Later on, when I was an elementary school principal, I worked with teachers who also understood that reading good writing was the foundation for children to learn the structures of prose and poetry.  One special advantage of using a piece of professional writing as the starting point for your own writing is that you can take as much or as little from a book or a story as you need. For instance, one of the books our teachers frequently chose for young children to read was “Alexander and the Terrible, Horrible, Very Bad, No Good Day” by Judith Viorst. After reading and talking about that book, children would be asked to write about a bad day, a good day, a surprising day, a magical day, etc. in their own lives. It was up to each one of them to choose the kind of day he or she wished to describe and to use as much of the the original book structure and language as  needed. Their finished products varied widely, according to their interests, abilities, and experiences, but they always showed some degree of learning about the basics of good writing and correct English grammar.

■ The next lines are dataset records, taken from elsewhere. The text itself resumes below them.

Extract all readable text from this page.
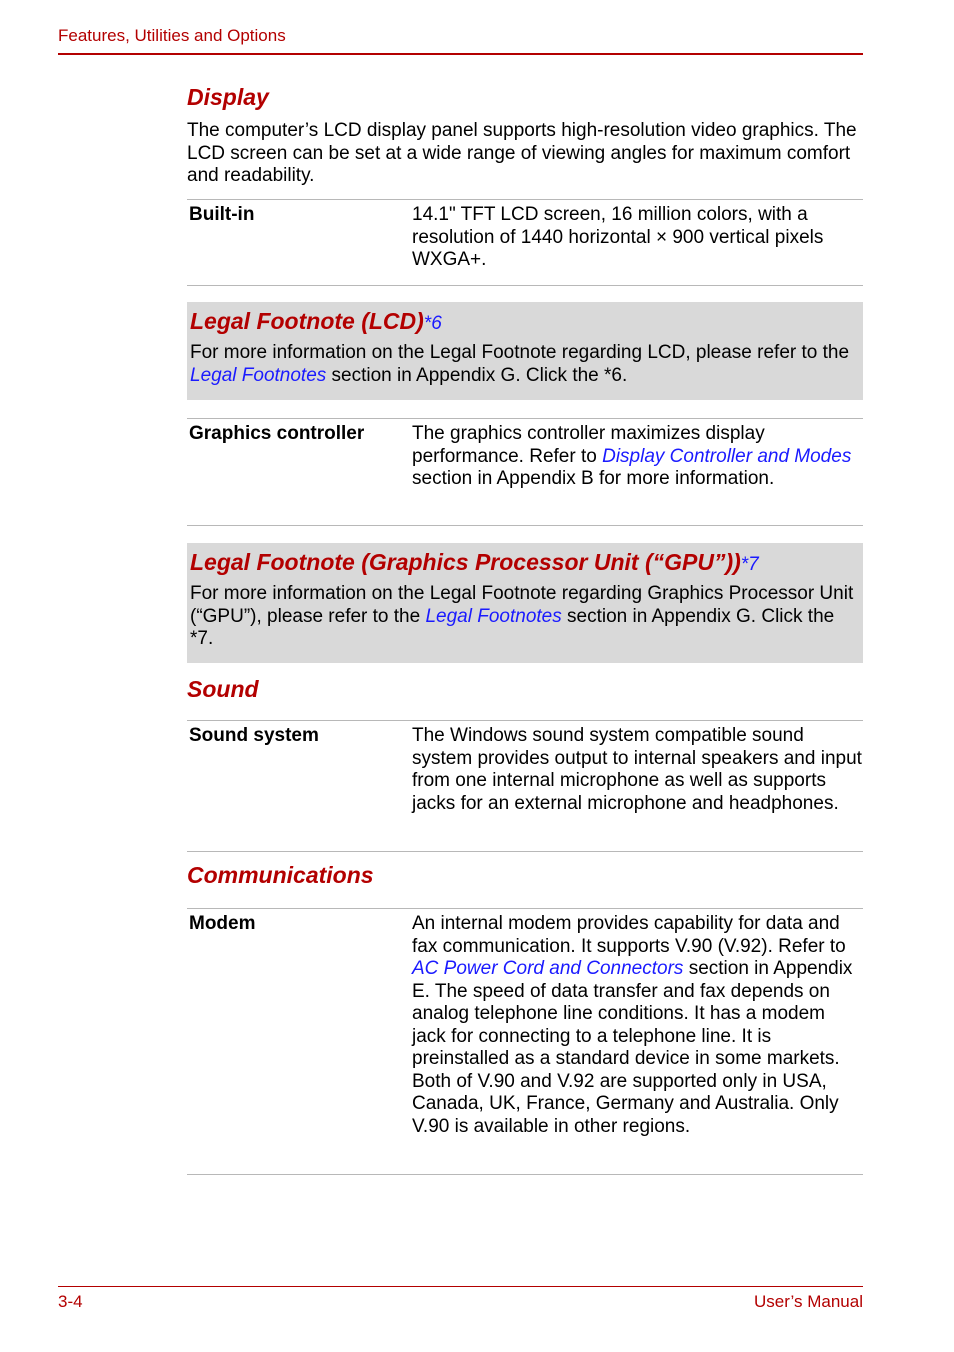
Features, Utilities and Options
Display

The computer’s LCD display panel supports high-resolution video graphics. The LCD screen can be set at a wide range of viewing angles for maximum comfort and readability.

Built-in	14.1" TFT LCD screen, 16 million colors, with a resolution of 1440 horizontal × 900 vertical pixels WXGA+.
Legal Footnote (LCD)*6
For more information on the Legal Footnote regarding LCD, please refer to the Legal Footnotes section in Appendix G. Click the *6.
Graphics controller	The graphics controller maximizes display performance. Refer to Display Controller and Modes section in Appendix B for more information.
Legal Footnote (Graphics Processor Unit (“GPU”))*7
For more information on the Legal Footnote regarding Graphics Processor Unit (“GPU”), please refer to the Legal Footnotes section in Appendix G. Click the *7.
Sound
Sound system	The Windows sound system compatible sound system provides output to internal speakers and input from one internal microphone as well as supports jacks for an external microphone and headphones.
Communications
Modem	An internal modem provides capability for data and fax communication. It supports V.90 (V.92). Refer to AC Power Cord and Connectors section in Appendix E. The speed of data transfer and fax depends on analog telephone line conditions. It has a modem jack for connecting to a telephone line. It is preinstalled as a standard device in some markets. Both of V.90 and V.92 are supported only in USA, Canada, UK, France, Germany and Australia. Only V.90 is available in other regions.
3-4	User’s Manual
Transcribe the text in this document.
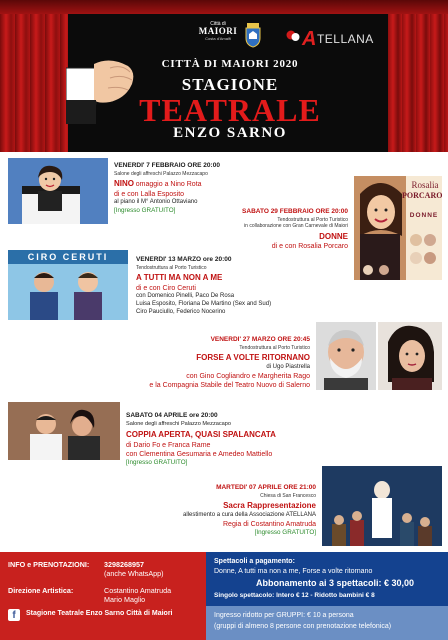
Città di
MAIORI
Costa d'Amalfi	ATELLANA
CITTÀ DI MAIORI 2020
STAGIONE
TEATRALE
ENZO SARNO
VENERDI' 7 FEBBRAIO ORE 20:00
Salone degli affreschi Palazzo Mezzacapo
NINO omaggio a Nino Rota
di e con Lalla Esposito
al piano il M° Antonio Ottaviano
[Ingresso GRATUITO]
Rosalia
PORCARO
DONNE
SABATO 29 FEBBRAIO ORE 20:00
Tendostruttura al Porto Turistico
in collaborazione con Gran Carnevale di Maiori
DONNE
di e con Rosalia Porcaro
CIRO CERUTI	VENERDI' 13 MARZO ore 20:00
Tendostruttura al Porto Turistico
A TUTTI MA NON A ME
di e con Ciro Ceruti
con Domenico Pinelli, Paco De Rosa
Luisa Esposito, Floriana De Martino (Sex and Sud)
Ciro Pauciullo, Federico Nocerino
VENERDI' 27 MARZO ORE 20:45
Tendostruttura al Porto Turistico
FORSE A VOLTE RITORNANO
di Ugo Piastrella
con Gino Cogliandro e Margherita Rago
e la Compagnia Stabile del Teatro Nuovo di Salerno
SABATO 04 APRILE ore 20:00
Salone degli affreschi Palazzo Mezzacapo
COPPIA APERTA, QUASI SPALANCATA
di Dario Fo e Franca Rame
con Clementina Gesumaria e Amedeo Mattiello
[Ingresso GRATUITO]
MARTEDI' 07 APRILE ORE 21:00
Chiesa di San Francesco
Sacra Rappresentazione
allestimento a cura della Associazione ATELLANA
Regia di Costantino Amatruda
[Ingresso GRATUITO]
INFO e PRENOTAZIONI: 3298268957
(anche WhatsApp)
Direzione Artistica:	Costantino Amatruda
Mario Maglio
f	Stagione Teatrale Enzo Sarno Città di Maiori
Spettacoli a pagamento:
Donne, A tutti ma non a me, Forse a volte ritornano
Abbonamento ai 3 spettacoli: € 30,00
Singolo spettacolo: Intero € 12 - Ridotto bambini € 8
Ingresso ridotto per GRUPPI: € 10 a persona
(gruppi di almeno 8 persone con prenotazione telefonica)
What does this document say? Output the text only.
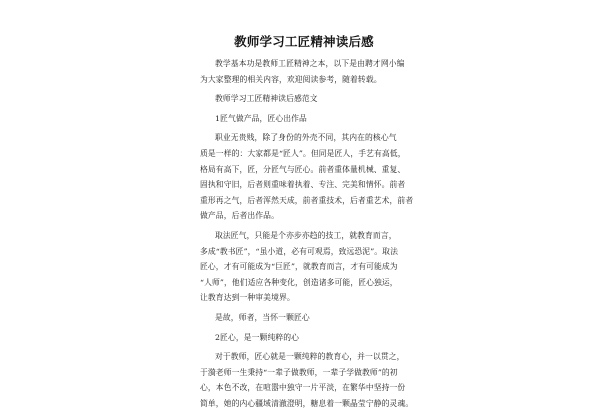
教师学习工匠精神读后感
教学基本功是教师工匠精神之本，以下是由聘才网小编
为大家整理的相关内容，欢迎阅读参考，随着转载。
教师学习工匠精神读后感范文
1匠气做产品，匠心出作品
职业无贵贱，除了身份的外壳不同，其内在的核心气
质是一样的：大家都是“匠人”。但同是匠人，手艺有高低，
格局有高下，匠，分匠气与匠心。前者重体量机械、重复、
固执和守旧，后者则重味着执着、专注、完美和情怀。前者
重形再之气，后者浑然天成，前者重技术，后者重艺术，前者
做产品，后者出作品。
取法匠气，只能是个亦步亦趋的技工，就教育而言，
多成“教书匠”，“虽小道，必有可观焉，致远恐泥”。取法
匠心，才有可能成为“巨匠”，就教育而言，才有可能成为
“人师”，他们适应各种变化，创造诸多可能，匠心独运，
让教育达到一种审美境界。
是故，师者，当怀一颗匠心
2匠心，是一颗纯粹的心
对于教师，匠心就是一颗纯粹的教育心，并一以贯之，
于漪老师一生秉持“一辈子做教师，一辈子学做教师”的初
心，本色不改，在喧嚣中独守一片平淡，在繁华中坚持一份
简单，她的内心疆域清澈澄明，糖息着一颗晶莹宁静的灵魂。
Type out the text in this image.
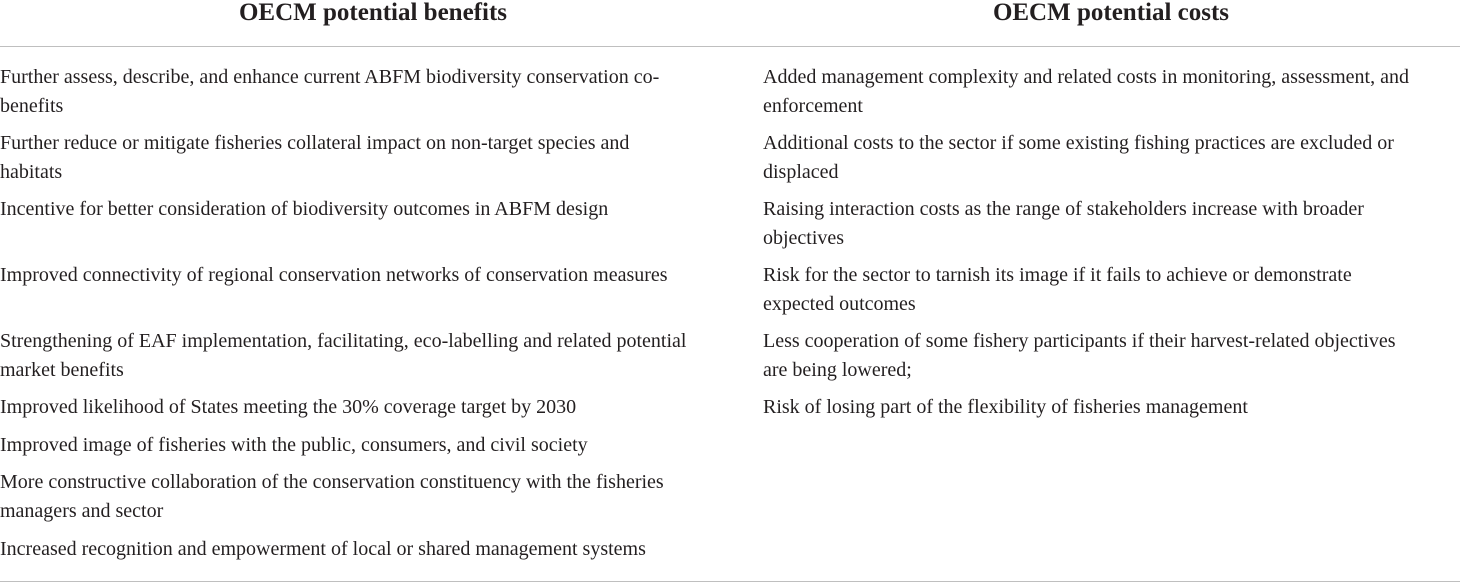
OECM potential benefits	OECM potential costs
Further assess, describe, and enhance current ABFM biodiversity conservation co-
benefits
Further reduce or mitigate fisheries collateral impact on non-target species and
habitats
Incentive for better consideration of biodiversity outcomes in ABFM design
Improved connectivity of regional conservation networks of conservation measures
Strengthening of EAF implementation, facilitating, eco-labelling and related potential
market benefits
Improved likelihood of States meeting the 30% coverage target by 2030
Improved image of fisheries with the public, consumers, and civil society
More constructive collaboration of the conservation constituency with the fisheries
managers and sector
Increased recognition and empowerment of local or shared management systems
Added management complexity and related costs in monitoring, assessment, and
enforcement
Additional costs to the sector if some existing fishing practices are excluded or
displaced
Raising interaction costs as the range of stakeholders increase with broader
objectives
Risk for the sector to tarnish its image if it fails to achieve or demonstrate
expected outcomes
Less cooperation of some fishery participants if their harvest-related objectives
are being lowered;
Risk of losing part of the flexibility of fisheries management
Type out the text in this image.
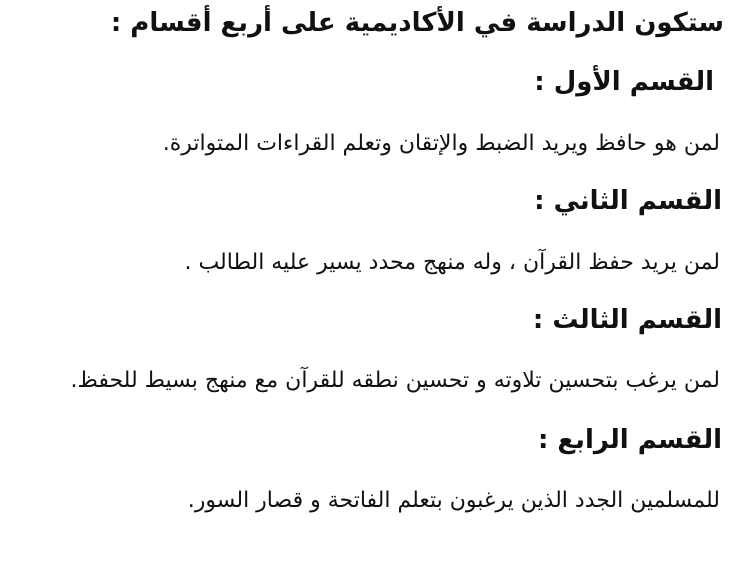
ستكون الدراسة في الأكاديمية على أربع أقسام :
القسم الأول :
لمن هو حافظ ويريد الضبط والإتقان وتعلم القراءات المتواترة.
القسم الثاني :
لمن يريد حفظ القرآن ، وله منهج محدد يسير عليه الطالب .
القسم الثالث :
لمن يرغب بتحسين تلاوته و تحسين نطقه للقرآن مع منهج بسيط للحفظ.
القسم الرابع :
للمسلمين الجدد الذين يرغبون بتعلم الفاتحة و قصار السور.
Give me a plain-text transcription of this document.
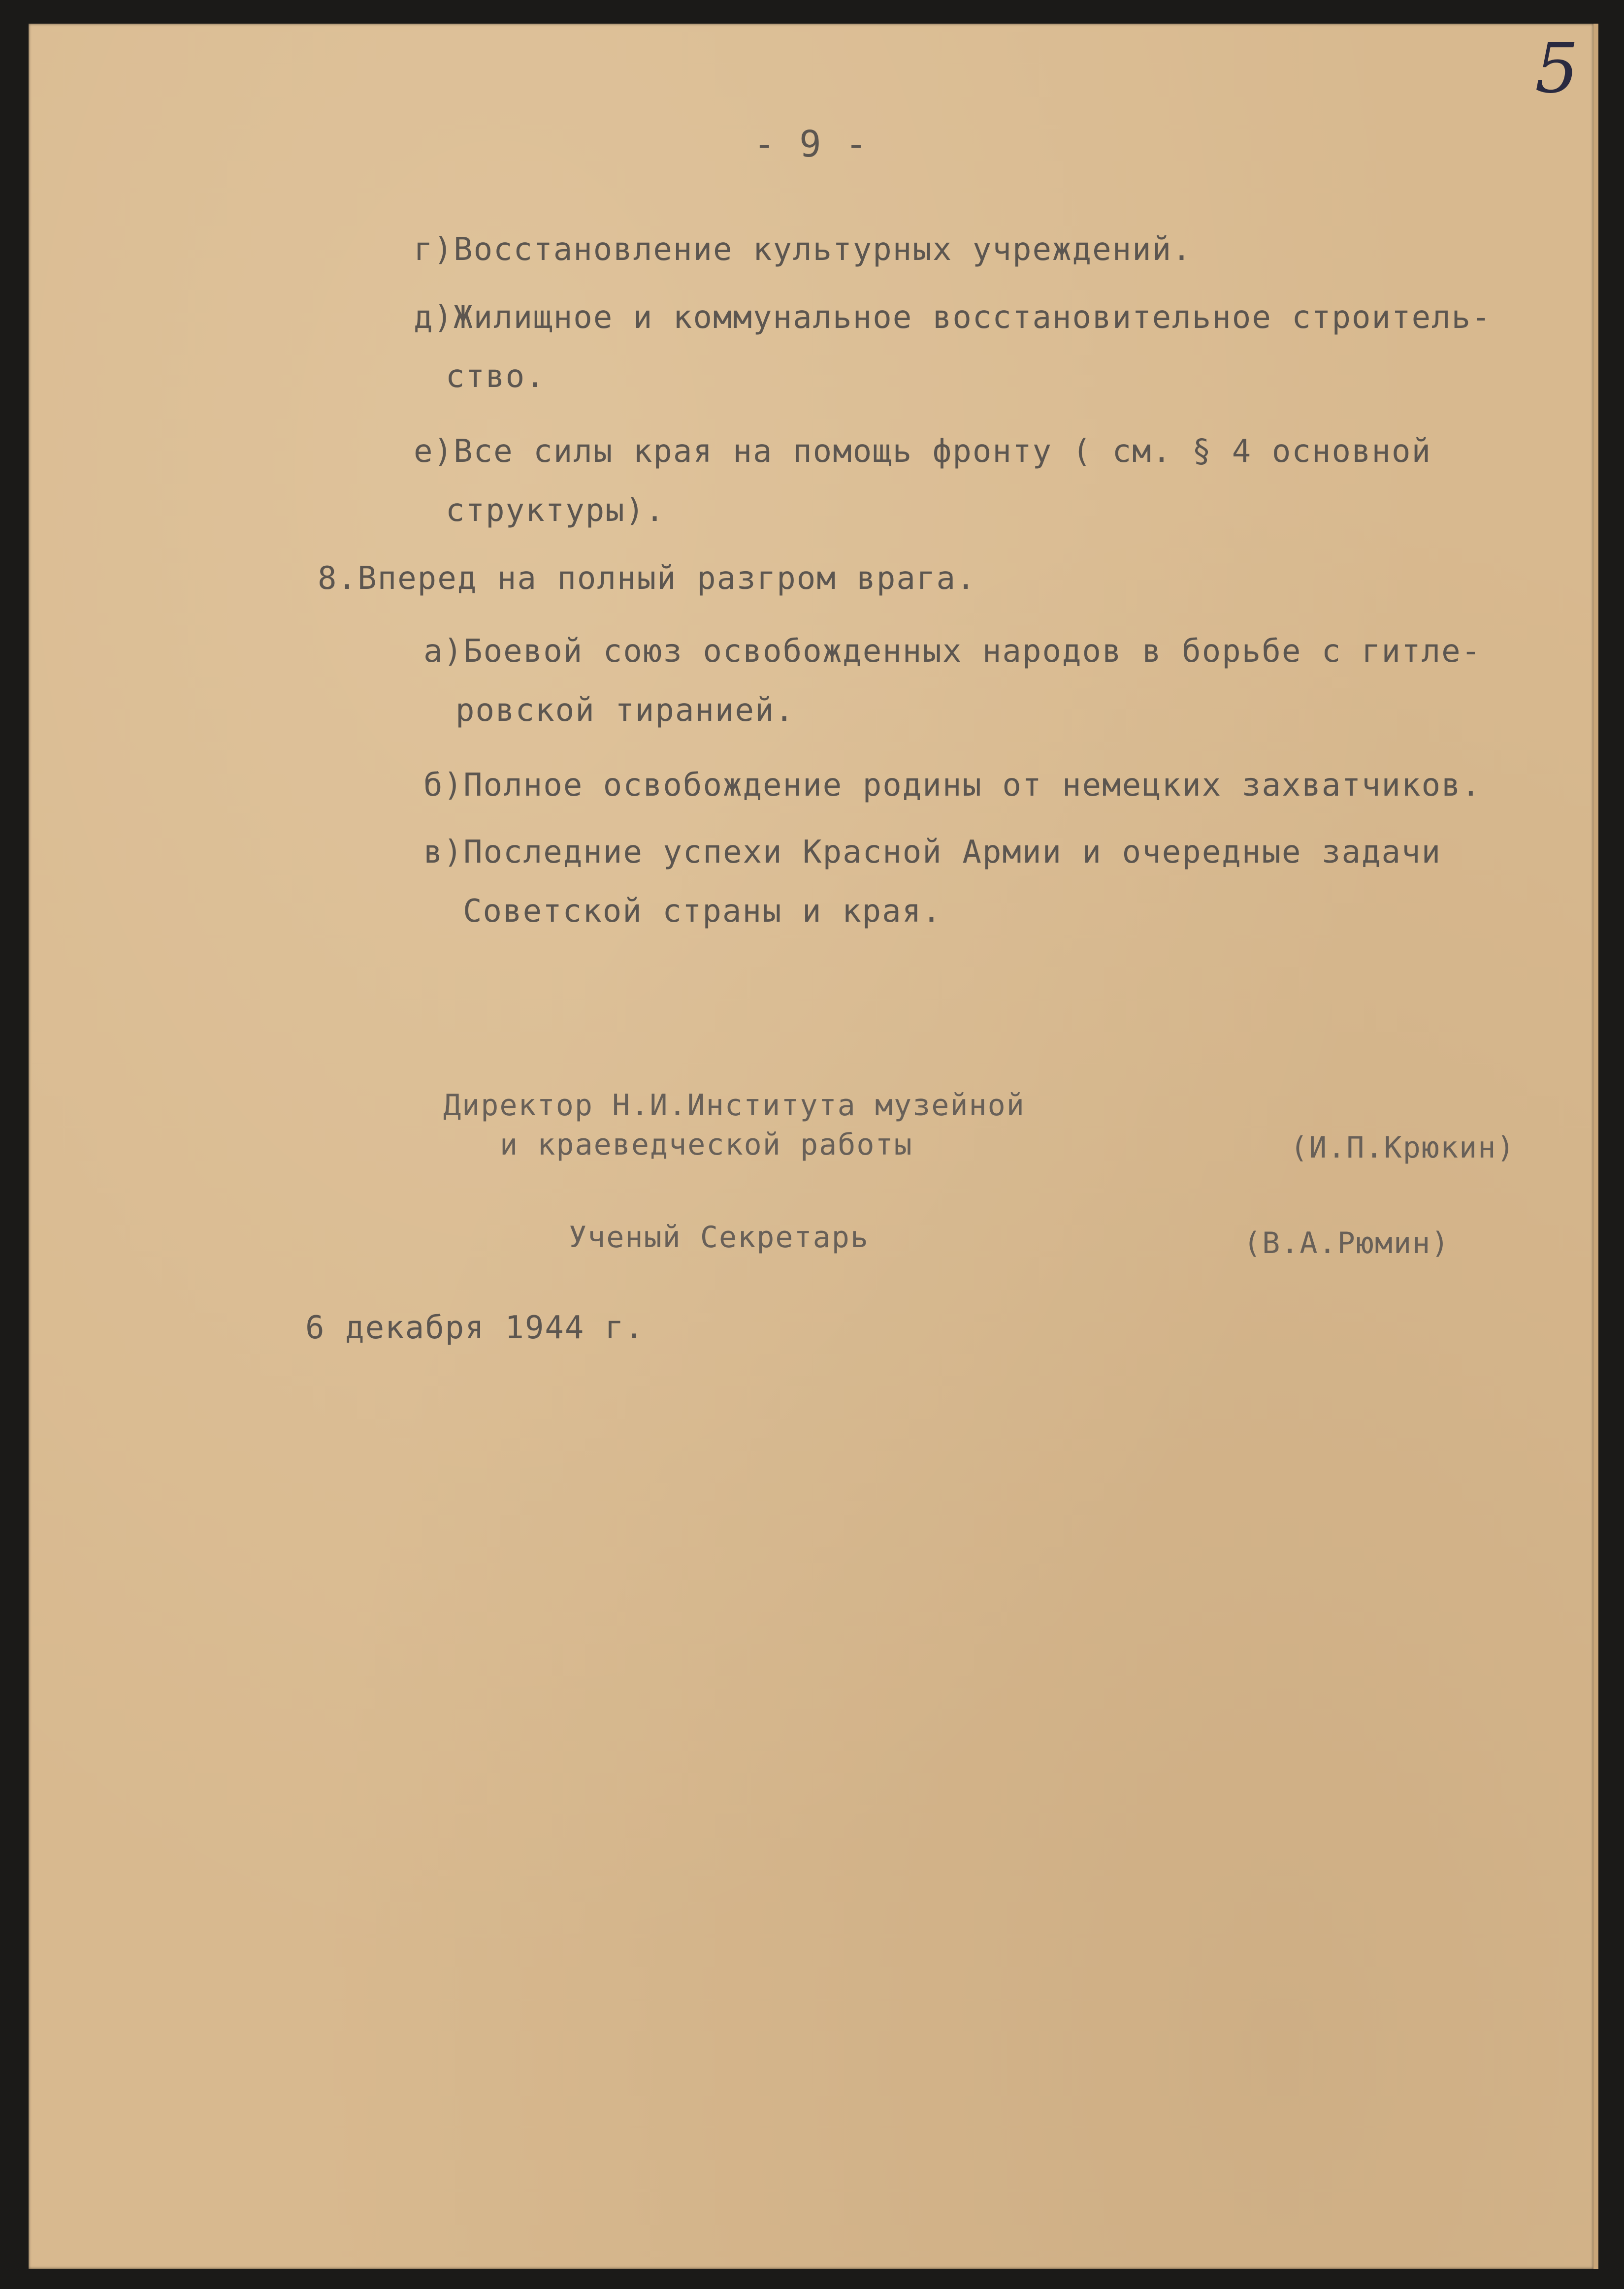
5
- 9 -
г)Восстановление культурных учреждений.
д)Жилищное и коммунальное восстановительное строитель-
ство.
е)Все силы края на помощь фронту ( см. § 4 основной
структуры).
8.Вперед на полный разгром врага.
а)Боевой союз освобожденных народов в борьбе с гитле-
ровской тиранией.
б)Полное освобождение родины от немецких захватчиков.
в)Последние успехи Красной Армии и очередные задачи
Советской страны и края.
Директор Н.И.Института музейной
и краеведческой работы	(И.П.Крюкин)
Ученый Секретарь	(В.А.Рюмин)
6 декабря 1944 г.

In addition to fiction, teachers used examples of other types of writing to teach students how to write newspaper articles, poems, greeting cards, advertisements, personal and business letters, and even academic essays. It was not a matter of having students read a piece once and then writing something similar, but of getting them well acquainted with a particular genre and using its basics for support in creating something of their own to fulfill their purpose.

I can’t go on to explain the full range of writing students worked on in this brief(?) comment. What I wish to emphasize is that it is  possible to teach the basics of good writing-along with correct grammatical structures-to students of any age by having them read pieces of high quality professional writing and then use them as the foundation of their own work.